The Tampa Times, Tampa, Florida, Friday, March 02, 1956
Bobby Fischer is one boy who never gets “board.” This burr-haired lad of 12 years is a chess champ from way back.
On tour with the Log Cabin Chess Club of West Orange, N.J., which takes some of the top players from the nation on its rounds, he lost his first game of the tour last night to Nestor Hernandez of Tampa.
The seven on circuit played in Miami, St. Petersburg, Hollywood and Havana, Cuba, before returning to St. Petersburg, yesterday and Tampa last night.
Proves Prowess
While in Havana, Bobby, chaperoned by his mother, proved his prowess as a chess player by giving a simultaneous exhibition against 10 players in the Casa Blanca Chess Club.
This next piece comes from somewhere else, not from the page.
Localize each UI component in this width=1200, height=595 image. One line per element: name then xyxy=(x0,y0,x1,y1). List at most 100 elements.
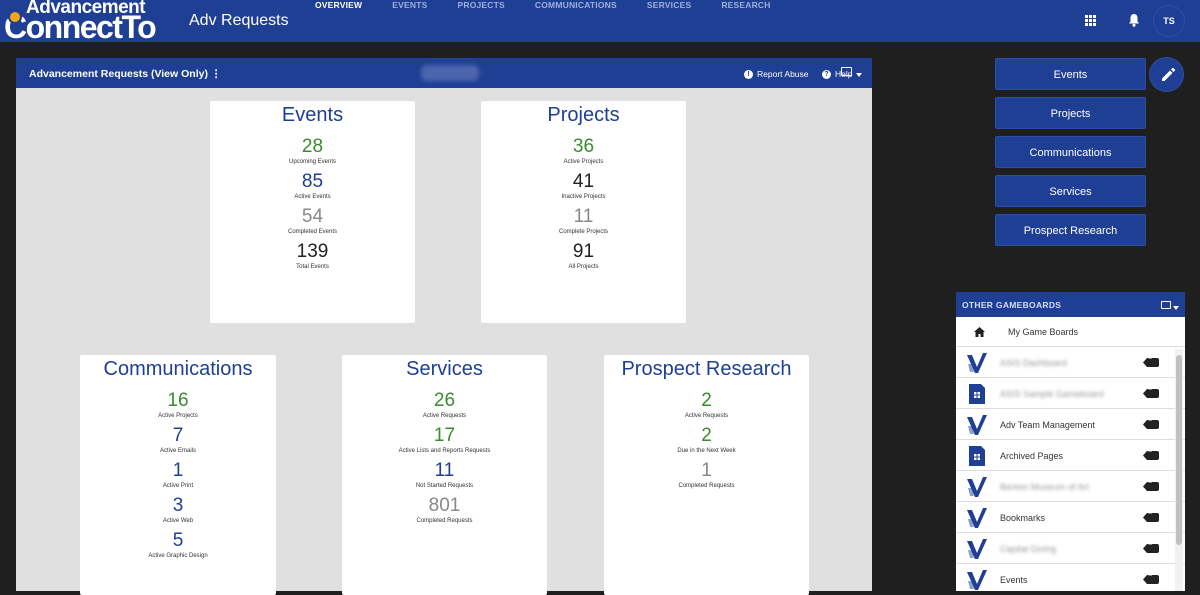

This simultaneous show features 10 players sitting at their respective boards which form a square surrounding Bobby. He walks from one board to another, making a play here and a play there until the game is finished.
In Havana, he claims he whipped eight players and “drew” two.
He also won his individual tournament game with J. R. Florido of Havana. Mr. Florido plans to come to Tampa in the Fall to take part in the Pan-American chess tournament.
Requires Genius
It takes a certain amount of genius to perform tasks such as those performed by Bobby, especially when you are only in the eighth grade. As a student at Brooklyn Community Woodward, a private progressive school, the nervous, blond youth with hazel eyes admits that arithmetic is the “least unpopular” subject to which he is exposed but that baseball is his favorite sport.
A native New Yorker, he became interested in the game at the age of six when his sister, Joan, now 19 and a student nurse at Brooklyn College, brought home a chess set and a book of rules.
By the time he was eight, Bobby was taking the game seriously and at 10, he joined the Brooklyn Chess Club and was tutored by the club president, Carmine Nigro.
As a current member of the Manhattan Chess Club, he plans to take part in the Metropolitan League Tournament in New York after his return this week end.”